Gesit News – Mataram – Menjelang peringatan Hari Jadi (Hadi) ke-73 Nahdlatul Wathan (NW), Pengurus Besar (PB) NW menegaskan komitmennya memperkuat soliditas dan pengkaderan organisasi. Perayaan Hadi NW 2026 dijadwalkan berlangsung pada Ahad, 1 Maret 2026, dan dipusatkan di Anjani, Kabupaten Lombok Timur.
Ketua Umum PB NW, Maulanasyaikh Dr. TGKH. Muhammad Zainuddin Atsani, menegaskan bahwa momentum usia ke-73 bukan sekadar perayaan seremonial, tetapi menjadi ruang konsolidasi dan refleksi organisasi.
“Momentum Hadi ini bukan sekadar perayaan. Kita ingin memperkuat pengkaderan agar kader-kader Nahdlatul Wathan semakin memahami visi dan misi pendiri,” ujarnya.
Menurutnya, penguatan ideologi menjadi kebutuhan penting agar kader tidak hanya mengatasnamakan organisasi, tetapi benar-benar memahami nilai dan arah perjuangan.
“Kadang-kadang banyak yang mengaku NW, tetapi belum sepenuhnya memahami apa itu Nahdlatul Wathan. Itu yang sedang kita benahi,” tegasnya.

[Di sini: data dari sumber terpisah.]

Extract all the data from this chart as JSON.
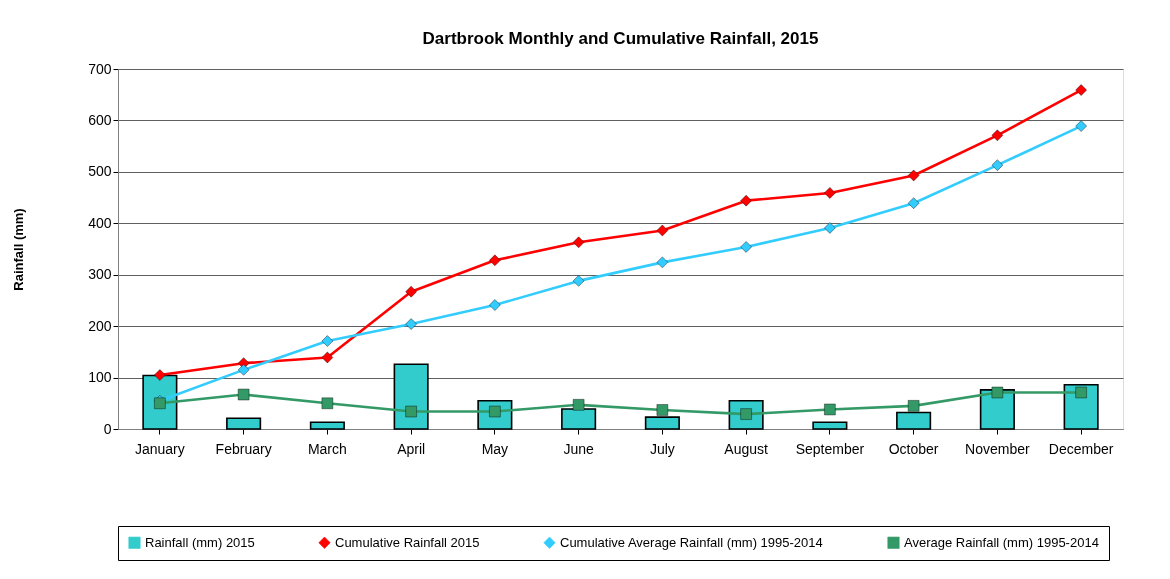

Sekretaris: Anjani Pusat Pergerakan
Sementara itu, Sekretaris Panitia, Kanda Zainul Fahmi, menjelaskan bahwa pemusatan kegiatan di Anjani bukan tanpa alasan. Anjani dinilai sebagai pusat pergerakan Nahdlatul Wathan saat ini.
“Anjani adalah pusat Nahdlatul Wathan untuk saat ini. Spektrum pergerakan organisasi ada di sana, sehingga kegiatan besar kita usahakan kembali ke Anjani,” katanya.
Ia juga menyebut Anjani sebagai pusat keberkahan yang diharapkan mampu menghadirkan semangat kebersamaan dan kekompakan jamaah.
“Harapan kita, jamaah dan pengurus bisa hadir bersama-sama. Apalagi Ketua Umum sudah memberi arahan dan sepakat pelaksanaan dipusatkan di Anjani,” ujarnya.
Perkuat Kebersamaan di Usia 73 Tahun
Di usia ke-73 tahun, PB NW berharap seluruh kader semakin solid dan memiliki kecintaan yang mendalam terhadap organisasi. Perayaan yang dirangkaikan dengan kegiatan keagamaan dan buka puasa bersama di bulan Ramadan itu diharapkan memperkuat ukhuwah serta komitmen kolektif.
Momentum Hadi NW ke-73 diharapkan menjadi tonggak penguatan internal organisasi, baik dari sisi ideologi, kaderisasi, maupun soliditas jamaah.